財界の暴君に契約妻として囲われました ~初恋を拗らせた大富豪に、一途に愛されています~
 戸惑う父に、片桐くんは迷いなく答えた。

「一点の曇りなく、李茉さんを妻に迎えたいので」

 両親は、彼の誠実さに息を呑む。
 だけど、私の胸には別の言葉が浮かんでいた。

 九石精工の技術が欲しいから。
 五億円払っても採算が取れるから。
〝結婚〟は外部への信用アピール……それ以外に、彼の意図はない。

 小一時間ほど話し合った結果、父は会社を彼の手腕に任せることにし、契約書にサインした。

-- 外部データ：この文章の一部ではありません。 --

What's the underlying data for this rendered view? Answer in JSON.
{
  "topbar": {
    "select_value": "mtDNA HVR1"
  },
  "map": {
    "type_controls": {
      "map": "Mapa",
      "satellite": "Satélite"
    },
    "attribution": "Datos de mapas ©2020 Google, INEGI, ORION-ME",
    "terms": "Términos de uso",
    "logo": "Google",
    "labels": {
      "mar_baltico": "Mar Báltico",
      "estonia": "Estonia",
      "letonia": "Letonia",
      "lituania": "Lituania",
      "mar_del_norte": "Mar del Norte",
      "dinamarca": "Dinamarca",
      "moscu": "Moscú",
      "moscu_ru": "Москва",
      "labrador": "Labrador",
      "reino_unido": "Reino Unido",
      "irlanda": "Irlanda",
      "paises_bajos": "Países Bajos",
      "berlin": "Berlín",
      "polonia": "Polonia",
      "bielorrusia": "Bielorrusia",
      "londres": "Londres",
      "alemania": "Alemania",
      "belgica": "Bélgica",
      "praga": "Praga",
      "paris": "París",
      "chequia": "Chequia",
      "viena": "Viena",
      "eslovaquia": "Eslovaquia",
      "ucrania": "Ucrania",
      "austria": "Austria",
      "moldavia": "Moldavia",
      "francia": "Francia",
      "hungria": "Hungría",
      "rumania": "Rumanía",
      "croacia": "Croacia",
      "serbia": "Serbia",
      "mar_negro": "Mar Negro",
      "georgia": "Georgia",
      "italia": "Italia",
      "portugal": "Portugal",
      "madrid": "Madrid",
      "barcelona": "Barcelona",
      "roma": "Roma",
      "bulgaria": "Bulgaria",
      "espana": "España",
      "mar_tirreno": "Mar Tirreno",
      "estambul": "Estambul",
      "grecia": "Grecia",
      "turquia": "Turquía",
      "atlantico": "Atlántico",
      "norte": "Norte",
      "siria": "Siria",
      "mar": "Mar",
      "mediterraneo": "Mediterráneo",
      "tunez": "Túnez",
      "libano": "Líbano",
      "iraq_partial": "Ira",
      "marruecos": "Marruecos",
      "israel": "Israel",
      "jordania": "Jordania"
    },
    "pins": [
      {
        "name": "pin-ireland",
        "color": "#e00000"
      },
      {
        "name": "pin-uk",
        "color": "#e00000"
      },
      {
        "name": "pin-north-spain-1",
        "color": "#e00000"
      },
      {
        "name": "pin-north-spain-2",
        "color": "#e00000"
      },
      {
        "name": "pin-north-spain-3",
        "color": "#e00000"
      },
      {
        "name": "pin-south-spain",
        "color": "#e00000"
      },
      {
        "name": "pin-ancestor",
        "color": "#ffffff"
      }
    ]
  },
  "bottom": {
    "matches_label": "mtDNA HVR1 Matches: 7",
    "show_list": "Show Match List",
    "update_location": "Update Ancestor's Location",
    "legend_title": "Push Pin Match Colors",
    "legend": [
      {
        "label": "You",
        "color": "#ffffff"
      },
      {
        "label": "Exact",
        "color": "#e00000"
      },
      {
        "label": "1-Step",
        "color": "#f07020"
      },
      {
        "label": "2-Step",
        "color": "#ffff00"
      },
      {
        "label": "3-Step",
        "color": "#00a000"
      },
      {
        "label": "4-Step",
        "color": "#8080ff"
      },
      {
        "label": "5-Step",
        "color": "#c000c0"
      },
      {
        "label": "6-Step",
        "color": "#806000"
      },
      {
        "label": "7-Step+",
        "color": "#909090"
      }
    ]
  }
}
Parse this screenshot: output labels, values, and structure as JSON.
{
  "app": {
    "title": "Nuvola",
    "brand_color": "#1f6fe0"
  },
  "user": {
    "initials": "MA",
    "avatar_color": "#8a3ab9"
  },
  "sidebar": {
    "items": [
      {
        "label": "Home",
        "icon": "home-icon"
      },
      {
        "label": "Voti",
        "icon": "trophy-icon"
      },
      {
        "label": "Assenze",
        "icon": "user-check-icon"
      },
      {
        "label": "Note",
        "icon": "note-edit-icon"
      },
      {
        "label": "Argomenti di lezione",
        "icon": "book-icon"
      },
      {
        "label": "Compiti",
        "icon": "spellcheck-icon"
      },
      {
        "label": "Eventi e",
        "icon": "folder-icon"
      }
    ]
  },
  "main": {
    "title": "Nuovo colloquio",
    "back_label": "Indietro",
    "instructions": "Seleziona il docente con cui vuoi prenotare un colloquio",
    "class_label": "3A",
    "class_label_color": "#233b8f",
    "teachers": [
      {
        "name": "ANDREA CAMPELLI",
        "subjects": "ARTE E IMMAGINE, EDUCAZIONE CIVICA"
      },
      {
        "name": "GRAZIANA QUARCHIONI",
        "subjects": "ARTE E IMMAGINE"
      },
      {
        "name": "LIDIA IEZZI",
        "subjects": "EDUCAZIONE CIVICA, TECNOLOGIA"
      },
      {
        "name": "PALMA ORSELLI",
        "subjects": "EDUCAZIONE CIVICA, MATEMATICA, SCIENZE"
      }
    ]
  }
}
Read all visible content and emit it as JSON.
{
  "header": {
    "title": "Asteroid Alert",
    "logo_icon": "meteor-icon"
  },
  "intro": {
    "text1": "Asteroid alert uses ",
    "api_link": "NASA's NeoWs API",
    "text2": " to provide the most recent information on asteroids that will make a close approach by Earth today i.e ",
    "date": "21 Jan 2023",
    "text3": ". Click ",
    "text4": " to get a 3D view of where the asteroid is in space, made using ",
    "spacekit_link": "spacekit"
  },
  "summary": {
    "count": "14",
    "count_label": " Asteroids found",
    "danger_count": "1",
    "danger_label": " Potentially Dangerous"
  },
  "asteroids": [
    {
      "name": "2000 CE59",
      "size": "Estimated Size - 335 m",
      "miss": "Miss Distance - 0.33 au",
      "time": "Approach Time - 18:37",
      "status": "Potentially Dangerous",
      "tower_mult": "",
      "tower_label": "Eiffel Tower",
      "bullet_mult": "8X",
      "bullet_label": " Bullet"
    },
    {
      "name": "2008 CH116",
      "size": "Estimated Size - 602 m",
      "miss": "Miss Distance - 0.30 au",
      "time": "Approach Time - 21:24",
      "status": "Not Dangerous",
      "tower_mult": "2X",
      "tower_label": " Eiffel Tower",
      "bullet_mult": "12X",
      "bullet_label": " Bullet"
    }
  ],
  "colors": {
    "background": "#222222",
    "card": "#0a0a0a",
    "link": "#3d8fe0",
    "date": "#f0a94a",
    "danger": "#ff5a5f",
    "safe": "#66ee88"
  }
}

 片桐くんは、最後に婚姻届を差し出し、「証人欄にご署名いただけますか」と頭を下げた。
 両親は迷いながらも、片桐くんの誠実さに押され、サインしてくれた。

「……娘を、どうかよろしくお願いします」

 頭を下げる父に対し、片桐くんは立ち上がり、深々とお辞儀をした。

「こちらこそ、至らぬところがあるかと思いますが、よろしくお願いいたします」

 胸がちくりと痛む。
 ……こんなに誠実に見えるのに。でも、これはあくまでも〝ビジネス婚〟なのよね。